City officials have yet to formally state why they denied a Freedom of Information Act (FOIA) request filed by the Madison County Record that asked to see attorneys' bills.
The paper is attempting to determine how much the city and its lawyers took away from a four-year-old battles with 13 online travel companies.
While the Record has determined through released settlement documents that the net gain for both was $315,000, there have been no answers as to how the money was split.
The Record filed its FOIA request June 7. The city denied it June 12 in a letter from City Clerk Joseph Kassly. In his letter, Kassly wrote that after consulting with City Attorney Al Paulson, Paulson told him the bills were protected and could contain information on personnel and other matters.
However, Kassly's letter did not cite the actual exemptions in the FOIA law claimed by the city. Illinois law mandates that public bodies refusing FOIA requests must cite the specific exemption that the information falls under.

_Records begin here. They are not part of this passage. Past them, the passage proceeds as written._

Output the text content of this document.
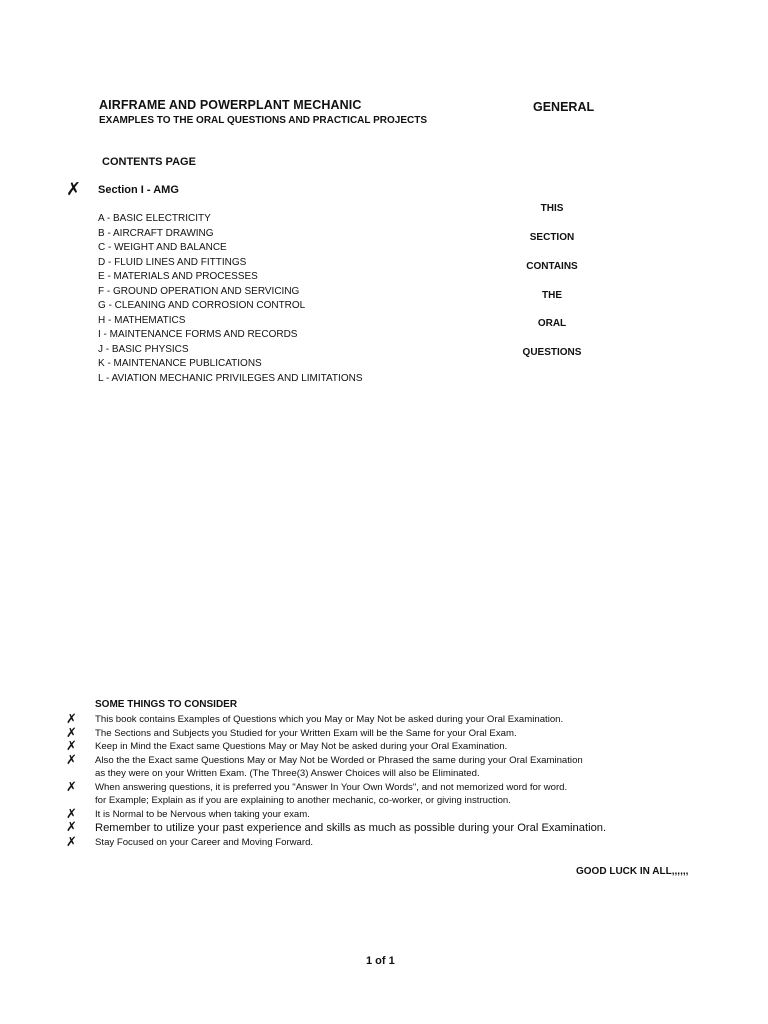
AIRFRAME AND POWERPLANT MECHANIC
EXAMPLES TO THE ORAL QUESTIONS AND PRACTICAL PROJECTS
GENERAL
CONTENTS PAGE
✗ Section I - AMG
A - BASIC ELECTRICITY
B - AIRCRAFT DRAWING
C - WEIGHT AND BALANCE
D - FLUID LINES AND FITTINGS
E - MATERIALS AND PROCESSES
F - GROUND OPERATION AND SERVICING
G - CLEANING AND CORROSION CONTROL
H - MATHEMATICS
I - MAINTENANCE FORMS AND RECORDS
J - BASIC PHYSICS
K - MAINTENANCE PUBLICATIONS
L - AVIATION MECHANIC PRIVILEGES AND LIMITATIONS
THIS
SECTION
CONTAINS
THE
ORAL
QUESTIONS
SOME THINGS TO CONSIDER
✗ This book contains Examples of Questions which you May or May Not be asked during your Oral Examination.
✗ The Sections and Subjects you Studied for your Written Exam will be the Same for your Oral Exam.
✗ Keep in Mind the Exact same Questions May or May Not be asked during your Oral Examination.
✗ Also the the Exact same Questions May or May Not be Worded or Phrased the same during your Oral Examination
as they were on your Written Exam. (The Three(3) Answer Choices will also be Eliminated.
✗ When answering questions, it is preferred you "Answer In Your Own Words", and not memorized word for word.
for Example; Explain as if you are explaining to another mechanic, co-worker, or giving instruction.
✗ It is Normal to be Nervous when taking your exam.
✗ Remember to utilize your past experience and skills as much as possible during your Oral Examination.
✗ Stay Focused on your Career and Moving Forward.
GOOD LUCK IN ALL,,,,,,
1 of 1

The Record asked the Clerk's Office to clarify which exemptions it claimed June 18. The paper plans to appeal the ruling to Fairview Heights Mayor Gail Mitchell once it is informed of which exemptions are claimed.

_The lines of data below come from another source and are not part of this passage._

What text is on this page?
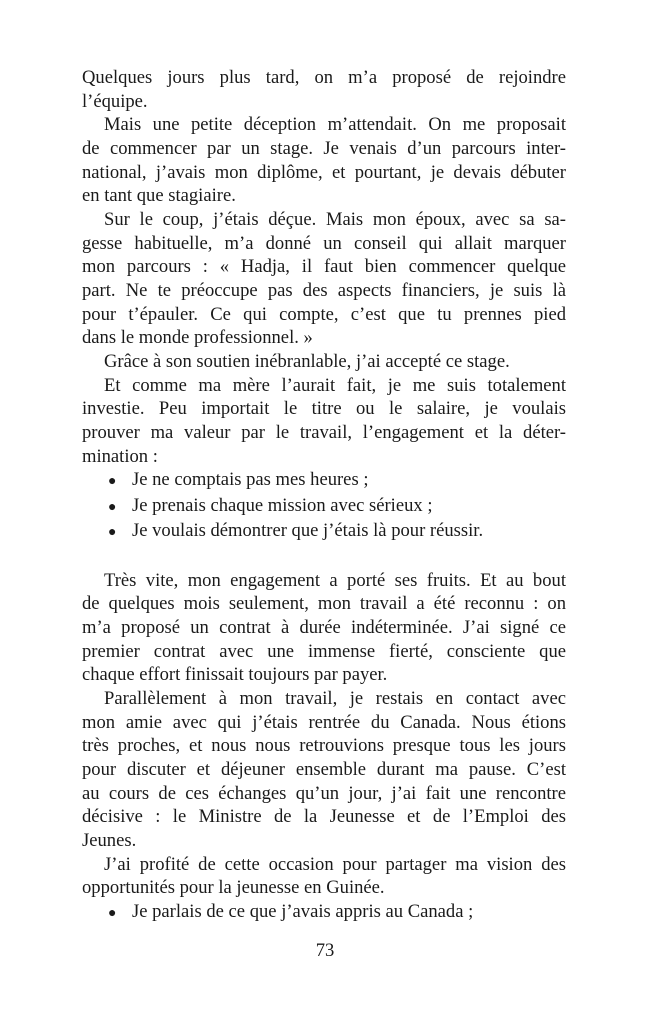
Quelques jours plus tard, on m’a proposé de rejoindre

l’équipe.

Mais une petite déception m’attendait. On me proposait

de commencer par un stage. Je venais d’un parcours inter-

national, j’avais mon diplôme, et pourtant, je devais débuter

en tant que stagiaire.

Sur le coup, j’étais déçue. Mais mon époux, avec sa sa-

gesse habituelle, m’a donné un conseil qui allait marquer

mon parcours : « Hadja, il faut bien commencer quelque

part. Ne te préoccupe pas des aspects financiers, je suis là

pour t’épauler. Ce qui compte, c’est que tu prennes pied

dans le monde professionnel. »

Grâce à son soutien inébranlable, j’ai accepté ce stage.

Et comme ma mère l’aurait fait, je me suis totalement

investie. Peu importait le titre ou le salaire, je voulais

prouver ma valeur par le travail, l’engagement et la déter-

mination :

● Je ne comptais pas mes heures ;
● Je prenais chaque mission avec sérieux ;
● Je voulais démontrer que j’étais là pour réussir.

Très vite, mon engagement a porté ses fruits. Et au bout

de quelques mois seulement, mon travail a été reconnu : on

m’a proposé un contrat à durée indéterminée. J’ai signé ce

premier contrat avec une immense fierté, consciente que

chaque effort finissait toujours par payer.

Parallèlement à mon travail, je restais en contact avec

mon amie avec qui j’étais rentrée du Canada. Nous étions

très proches, et nous nous retrouvions presque tous les jours

pour discuter et déjeuner ensemble durant ma pause. C’est

au cours de ces échanges qu’un jour, j’ai fait une rencontre

décisive : le Ministre de la Jeunesse et de l’Emploi des

Jeunes.

J’ai profité de cette occasion pour partager ma vision des

opportunités pour la jeunesse en Guinée.

● Je parlais de ce que j’avais appris au Canada ;
73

A call to Paulson's Belleville office Monday afternoon was not immediately returned. Kassly is out of town, according to his office.

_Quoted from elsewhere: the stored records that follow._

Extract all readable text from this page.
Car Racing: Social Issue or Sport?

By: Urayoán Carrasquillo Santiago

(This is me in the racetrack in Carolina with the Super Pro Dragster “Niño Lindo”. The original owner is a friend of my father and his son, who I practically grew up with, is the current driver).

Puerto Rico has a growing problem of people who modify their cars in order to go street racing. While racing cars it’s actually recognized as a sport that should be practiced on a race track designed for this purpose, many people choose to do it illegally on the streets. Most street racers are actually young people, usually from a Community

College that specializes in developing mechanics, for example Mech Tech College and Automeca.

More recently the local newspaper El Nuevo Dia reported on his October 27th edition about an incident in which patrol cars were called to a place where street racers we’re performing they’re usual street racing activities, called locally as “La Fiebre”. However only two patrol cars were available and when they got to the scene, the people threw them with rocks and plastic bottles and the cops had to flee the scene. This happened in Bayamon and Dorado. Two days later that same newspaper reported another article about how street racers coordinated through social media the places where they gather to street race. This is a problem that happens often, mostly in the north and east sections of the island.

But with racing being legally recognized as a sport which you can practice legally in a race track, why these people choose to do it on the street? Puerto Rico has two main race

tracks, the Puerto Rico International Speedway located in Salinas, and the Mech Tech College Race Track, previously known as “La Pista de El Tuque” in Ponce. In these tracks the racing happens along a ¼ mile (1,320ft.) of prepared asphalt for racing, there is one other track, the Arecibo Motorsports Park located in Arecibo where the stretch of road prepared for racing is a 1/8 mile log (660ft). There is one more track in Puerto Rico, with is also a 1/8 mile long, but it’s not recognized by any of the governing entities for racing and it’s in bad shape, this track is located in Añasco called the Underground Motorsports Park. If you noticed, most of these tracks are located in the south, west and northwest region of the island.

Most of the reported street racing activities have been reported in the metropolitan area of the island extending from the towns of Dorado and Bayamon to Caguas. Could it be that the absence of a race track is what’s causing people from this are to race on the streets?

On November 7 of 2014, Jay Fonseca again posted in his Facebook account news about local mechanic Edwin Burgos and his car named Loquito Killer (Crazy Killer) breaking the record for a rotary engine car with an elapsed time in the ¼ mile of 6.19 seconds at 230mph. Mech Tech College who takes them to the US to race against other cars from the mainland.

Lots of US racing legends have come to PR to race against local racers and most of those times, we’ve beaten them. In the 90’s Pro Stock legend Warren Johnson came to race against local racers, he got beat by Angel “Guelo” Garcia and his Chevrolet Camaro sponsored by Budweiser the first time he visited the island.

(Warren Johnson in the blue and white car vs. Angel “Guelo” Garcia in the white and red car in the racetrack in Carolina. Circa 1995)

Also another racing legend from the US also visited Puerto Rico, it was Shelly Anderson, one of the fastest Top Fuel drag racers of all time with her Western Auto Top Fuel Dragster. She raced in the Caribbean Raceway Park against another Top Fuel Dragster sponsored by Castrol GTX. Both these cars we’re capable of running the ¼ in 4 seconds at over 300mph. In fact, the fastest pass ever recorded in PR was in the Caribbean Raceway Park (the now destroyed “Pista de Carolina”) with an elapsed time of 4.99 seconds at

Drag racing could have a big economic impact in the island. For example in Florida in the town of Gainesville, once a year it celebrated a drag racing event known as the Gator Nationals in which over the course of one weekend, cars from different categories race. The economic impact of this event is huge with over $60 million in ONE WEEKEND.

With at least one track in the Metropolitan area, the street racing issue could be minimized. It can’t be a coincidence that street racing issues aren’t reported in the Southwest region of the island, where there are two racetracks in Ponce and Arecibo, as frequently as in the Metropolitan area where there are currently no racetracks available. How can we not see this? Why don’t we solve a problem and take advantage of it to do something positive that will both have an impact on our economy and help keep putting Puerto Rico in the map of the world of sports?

Fairview Heights sued online travel companies like Orbitz, Expedia and others for what it claimed were back hotel-motel room taxes.
Although the original class action failed to gain certification when removed to federal court, Fairview Heights pursued the suits as individual claims. All defendants settled. The last, the Orbitz group, settled in March this year.
The city has only received one settlement check to date. That check was from the Expedia group of defendants. While the settlement called for the travel provider to pay out $105,000, the city has only received just over $56,000. No answer has been provided about the remaining monies from that check.
Mitchell, in previous interviews with the Record, has said that the suits did not cost the city anything, even though the settlements called for the parties to bear their own costs. He has previously said he does not know what the city's legal team took away from the suits.
Fairview Heights was represented in the suits by Paulson, Kevin Hoerner and St. Louis attorney Richard Burke.